Not Much of Anything but Open Water

It is very cold, and the wind flays my cheeks as I walk down Cherry Street. I don’t know if I can like it down here. It’s industrial and lonely until you get to the beach car park and see the water, and there are hardly ever any other people to make you feel like you are still a part of something. Someone told me that the police used to take people down here after they picked them up so they could punish them with abandon, in peace. I can imagine that, that power in the dark, with only the noise of the water to drown the body blows.

When I walked down to Cherry Beach in spring, I passed the Mini Blossom Park and saw the cherry blossoms. They were so happy—puffs of breath and grandmother hair. It’s early winter now, and I can see as I near the little park that the trees are naked and cold.
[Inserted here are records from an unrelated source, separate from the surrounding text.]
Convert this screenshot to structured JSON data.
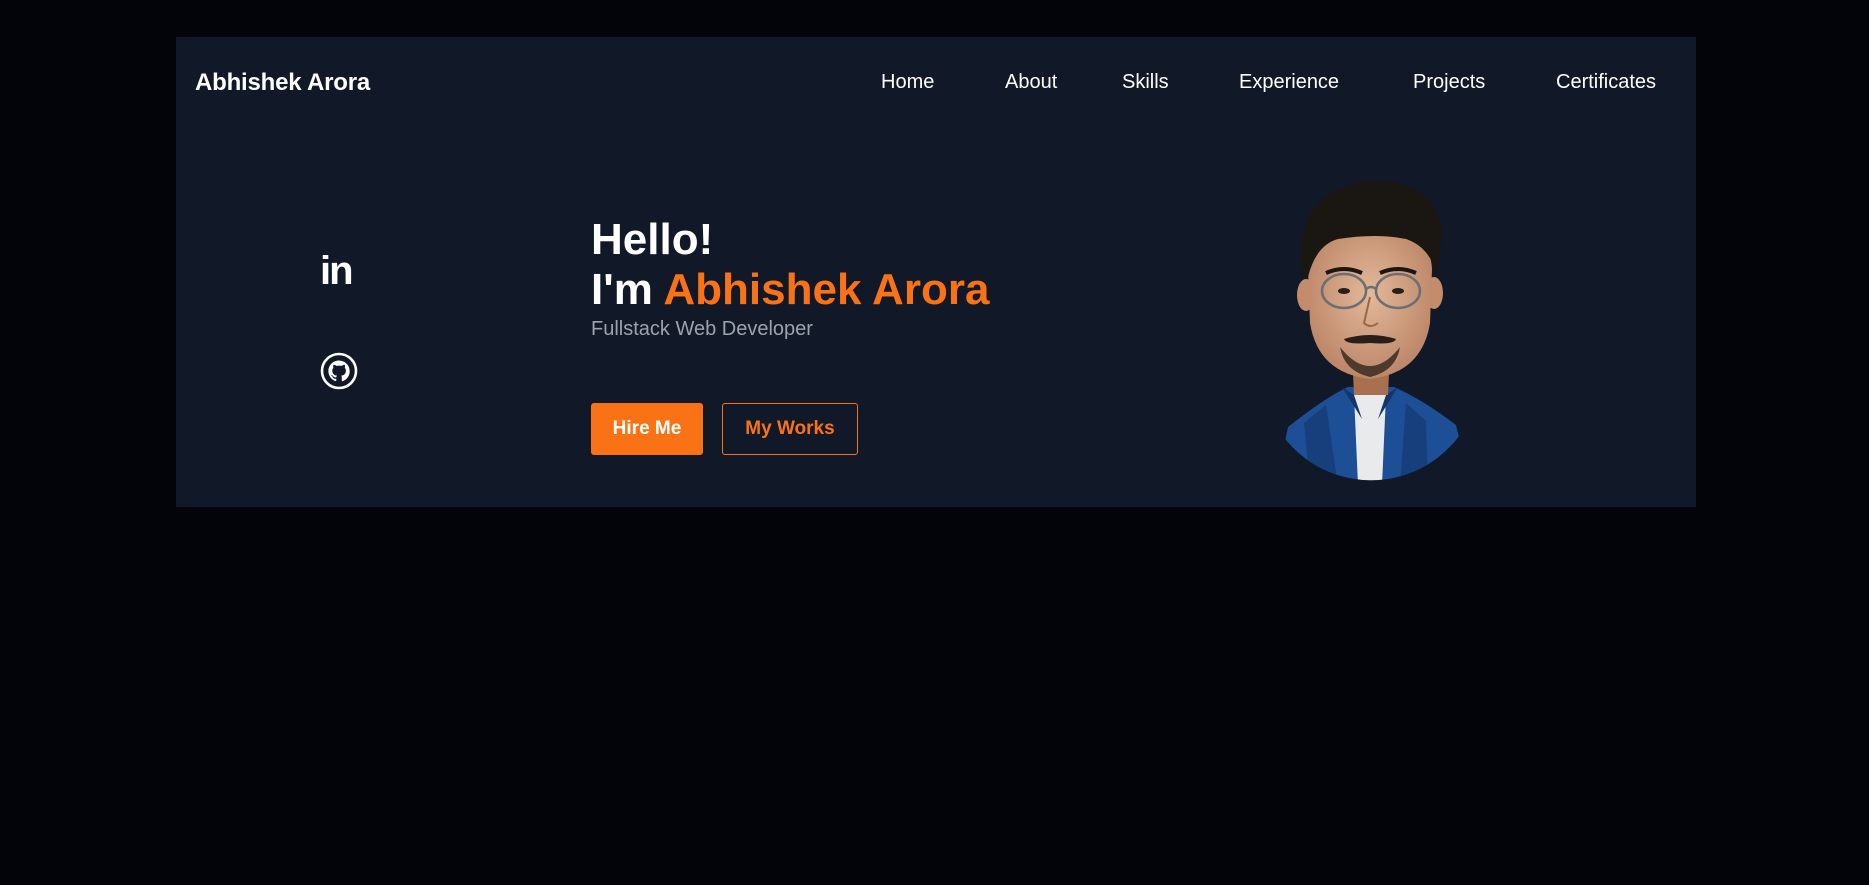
{
  "header": {
    "brand": "Abhishek Arora",
    "nav": [
      "Home",
      "About",
      "Skills",
      "Experience",
      "Projects",
      "Certificates"
    ]
  },
  "social": {
    "linkedin_label": "in",
    "icons": [
      "linkedin-icon",
      "github-icon"
    ]
  },
  "hero": {
    "greeting": "Hello!",
    "intro_prefix": "I'm ",
    "name": "Abhishek Arora",
    "role": "Fullstack Web Developer",
    "hire_label": "Hire Me",
    "works_label": "My Works"
  },
  "colors": {
    "accent": "#f97316",
    "panel": "#111827",
    "page": "#03040a",
    "muted": "#9ca3af"
  }
}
The grandmother hair is in my head these days. It feels puffy and woolly and stuck, and I didn’t get to do what I planned to do today because I couldn’t push through the thick of it.

The new tattoo on my back hurts. I wonder if it needs some cream and a bandage. I don’t remember getting it, but that’s not surprising. There are blanks, these days, between the light. I almost like the way I don’t seem to have to deal with the whole of anything anymore. I could see the shape of the wound in the mirror when I turned away, looking over my shoulder. My back is clean and bony. It will always be like this.

I can hear the lapping of the water, wet and gentle against the sand, and can smell rocks and stones. Beyond that is the almost-moan you can hear if you listen closely to an ocean at night, from all the things that are happening beneath its surface. Move closer, says the voice that is always with me now: Move closer. You deserve it. Move closer.

I want to spread out across the water and let my body become wavy and romantic. My hair will tendril and float like a long sea plant. It is alive and so is the water, but this city doesn’t feel alive like that anymore. I know the salt will refresh me; I have been needing refreshment for so long. Water washes away what people are thinking and all the wool and pulse in my head, even when I am just in the shower or beneath rain clouds without an umbrella. I’ll swim for a long time to really clean it all away. I don’t think it will be as cold in the sea as it is out here in the air.

I have reached the car park. There is a high street lamp above me, pouring white light across the gravel. There are no cars, but plenty of tyre tracks and littered chip packets. I can see a sock and a pair of sandals someone has left to die alone. The sock is frozen. I pick it up and crunch it a little to feel something between my fingers—I like the delicate slices of ice that coat it. Someone wore this on their foot, once, not that long ago. I am wearing two pairs of socks: one blue burly pair and one white cotton pair with dirty soles. My feet are still cold.

The sand is cool and wet when I pick some up to let it go. I imagine I am the sand and someone is picking me up and letting me go, scattering every grain of me below them. I pull off my coat and my boots. I walk towards the ocean; I dive.